Although boredom very rarely escapes the notice of those suffering from it, constructing a purely technical instrument for reliably recognising boredom in humans is currently rated as a non-trivial task.

But recently, a team from George Mason University, the University of North Carolina, the Georgia Institute of Technology and the Naval Research Lab, Washington, DC have between them devised a provisional system for doing just that.

Of the twenty-three undergraduates from George Mason University who were recruited as test subjects for the study, one was found to be an ideal candidate for boredom investigation.
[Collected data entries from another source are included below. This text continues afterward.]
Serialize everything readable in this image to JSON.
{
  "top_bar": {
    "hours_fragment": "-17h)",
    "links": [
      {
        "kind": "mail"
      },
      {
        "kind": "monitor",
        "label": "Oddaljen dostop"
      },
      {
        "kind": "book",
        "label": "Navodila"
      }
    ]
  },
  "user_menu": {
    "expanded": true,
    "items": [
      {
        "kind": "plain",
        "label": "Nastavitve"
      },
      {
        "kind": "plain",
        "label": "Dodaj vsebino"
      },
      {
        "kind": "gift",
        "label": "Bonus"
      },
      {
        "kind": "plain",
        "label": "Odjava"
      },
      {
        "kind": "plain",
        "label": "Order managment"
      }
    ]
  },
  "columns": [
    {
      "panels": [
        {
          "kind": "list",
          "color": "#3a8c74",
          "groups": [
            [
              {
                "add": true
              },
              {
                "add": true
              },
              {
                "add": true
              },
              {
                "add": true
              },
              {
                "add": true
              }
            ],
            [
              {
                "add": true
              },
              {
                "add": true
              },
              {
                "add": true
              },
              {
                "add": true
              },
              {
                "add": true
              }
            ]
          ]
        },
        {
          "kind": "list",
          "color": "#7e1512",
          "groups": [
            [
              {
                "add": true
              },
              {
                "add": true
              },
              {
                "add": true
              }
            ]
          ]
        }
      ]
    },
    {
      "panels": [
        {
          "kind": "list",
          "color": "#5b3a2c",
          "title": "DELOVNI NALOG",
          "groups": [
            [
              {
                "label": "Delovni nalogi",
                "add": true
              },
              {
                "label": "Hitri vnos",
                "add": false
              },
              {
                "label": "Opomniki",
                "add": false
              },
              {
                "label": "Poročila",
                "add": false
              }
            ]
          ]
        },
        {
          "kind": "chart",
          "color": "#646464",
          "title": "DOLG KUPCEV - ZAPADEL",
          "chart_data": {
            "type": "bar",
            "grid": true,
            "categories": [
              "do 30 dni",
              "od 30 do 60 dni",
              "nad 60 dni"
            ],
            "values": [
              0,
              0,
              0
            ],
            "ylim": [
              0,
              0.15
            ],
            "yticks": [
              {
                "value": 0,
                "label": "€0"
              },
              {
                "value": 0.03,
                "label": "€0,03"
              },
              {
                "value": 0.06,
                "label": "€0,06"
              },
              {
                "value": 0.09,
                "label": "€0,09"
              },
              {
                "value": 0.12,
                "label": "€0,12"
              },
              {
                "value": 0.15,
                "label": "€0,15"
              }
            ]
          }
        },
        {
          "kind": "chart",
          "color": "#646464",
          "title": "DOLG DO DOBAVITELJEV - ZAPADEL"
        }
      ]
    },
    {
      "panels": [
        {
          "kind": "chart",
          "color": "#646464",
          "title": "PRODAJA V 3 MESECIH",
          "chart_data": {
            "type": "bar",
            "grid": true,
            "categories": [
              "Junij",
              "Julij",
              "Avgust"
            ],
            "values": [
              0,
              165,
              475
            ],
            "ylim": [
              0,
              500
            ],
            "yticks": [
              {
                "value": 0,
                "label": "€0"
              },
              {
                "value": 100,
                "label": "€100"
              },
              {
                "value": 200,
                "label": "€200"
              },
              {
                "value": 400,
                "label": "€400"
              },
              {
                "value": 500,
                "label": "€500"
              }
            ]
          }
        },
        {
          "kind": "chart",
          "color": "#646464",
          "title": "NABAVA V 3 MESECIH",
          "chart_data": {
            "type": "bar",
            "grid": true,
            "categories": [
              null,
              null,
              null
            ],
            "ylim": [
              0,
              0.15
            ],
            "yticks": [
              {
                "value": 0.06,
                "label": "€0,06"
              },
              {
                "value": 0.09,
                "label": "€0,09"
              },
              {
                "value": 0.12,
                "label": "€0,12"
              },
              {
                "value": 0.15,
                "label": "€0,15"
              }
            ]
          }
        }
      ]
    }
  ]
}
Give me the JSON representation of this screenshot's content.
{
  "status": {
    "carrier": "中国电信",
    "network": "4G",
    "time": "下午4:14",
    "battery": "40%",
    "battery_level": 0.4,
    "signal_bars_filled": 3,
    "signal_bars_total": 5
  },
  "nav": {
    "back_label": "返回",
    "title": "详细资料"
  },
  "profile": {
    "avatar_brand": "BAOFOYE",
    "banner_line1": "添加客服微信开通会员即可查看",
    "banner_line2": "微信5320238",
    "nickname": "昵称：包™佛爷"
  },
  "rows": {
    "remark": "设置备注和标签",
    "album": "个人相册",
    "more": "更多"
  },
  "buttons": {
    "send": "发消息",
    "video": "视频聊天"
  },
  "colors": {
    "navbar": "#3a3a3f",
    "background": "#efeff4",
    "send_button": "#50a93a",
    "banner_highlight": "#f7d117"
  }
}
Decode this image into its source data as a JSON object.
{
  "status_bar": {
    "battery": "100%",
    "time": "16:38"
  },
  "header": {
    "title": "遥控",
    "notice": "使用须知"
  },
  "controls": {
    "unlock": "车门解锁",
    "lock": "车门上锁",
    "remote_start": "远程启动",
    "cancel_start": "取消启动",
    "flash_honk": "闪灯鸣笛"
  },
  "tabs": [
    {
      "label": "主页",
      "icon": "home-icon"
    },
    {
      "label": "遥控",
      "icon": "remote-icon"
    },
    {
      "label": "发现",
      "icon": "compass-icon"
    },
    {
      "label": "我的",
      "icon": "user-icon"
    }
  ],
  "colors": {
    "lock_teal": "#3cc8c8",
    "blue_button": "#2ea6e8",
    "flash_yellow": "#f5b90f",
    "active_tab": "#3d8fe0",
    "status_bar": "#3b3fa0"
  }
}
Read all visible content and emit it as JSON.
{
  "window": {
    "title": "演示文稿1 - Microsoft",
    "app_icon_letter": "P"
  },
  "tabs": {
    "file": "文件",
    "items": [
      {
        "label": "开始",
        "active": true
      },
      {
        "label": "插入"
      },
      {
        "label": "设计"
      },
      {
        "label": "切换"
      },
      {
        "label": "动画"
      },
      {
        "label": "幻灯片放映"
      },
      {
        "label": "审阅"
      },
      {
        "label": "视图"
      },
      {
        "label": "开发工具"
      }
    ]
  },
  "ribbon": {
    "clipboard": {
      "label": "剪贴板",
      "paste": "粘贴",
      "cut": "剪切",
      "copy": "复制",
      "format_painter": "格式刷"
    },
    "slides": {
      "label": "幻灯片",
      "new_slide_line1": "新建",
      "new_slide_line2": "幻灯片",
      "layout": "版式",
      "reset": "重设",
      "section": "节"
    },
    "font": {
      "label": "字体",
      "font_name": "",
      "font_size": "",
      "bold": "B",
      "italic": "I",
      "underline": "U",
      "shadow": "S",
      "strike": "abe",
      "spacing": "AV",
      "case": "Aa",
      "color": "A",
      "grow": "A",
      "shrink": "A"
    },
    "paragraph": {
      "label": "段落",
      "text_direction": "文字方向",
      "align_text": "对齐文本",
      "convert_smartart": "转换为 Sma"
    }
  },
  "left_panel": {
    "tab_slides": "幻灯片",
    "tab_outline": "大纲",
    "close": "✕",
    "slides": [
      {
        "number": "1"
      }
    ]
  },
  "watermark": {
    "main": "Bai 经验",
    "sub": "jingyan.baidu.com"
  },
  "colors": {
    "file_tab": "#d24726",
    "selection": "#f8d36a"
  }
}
Researchers employed a 3-D optical flow tracking system to log head-drooping events of the subject as s/he watched a total of nine boring videos for a total of 22.5 minutes.

It was postulated that head-droop events (see graph above) would indicate boredom episodes in the test subject, and subsequent ratings of the videos by two judges (on a 7-point Likert scale) broadly confirmed this.

The paper ‘A preliminary system for recognizing boredom‘ was published as part of the Proceedings of the 4th ACM/IEEE international conference on Human robot interaction (2009)


[1] The work was supported by the US Office of Naval Research under funding document N0001409WX20173

[2] “The views and conclusions contained in this document should not be interpreted as necessarily representing the official policies of the U. S. Navy.”

[3] These results remain preliminary because of the single participant examined.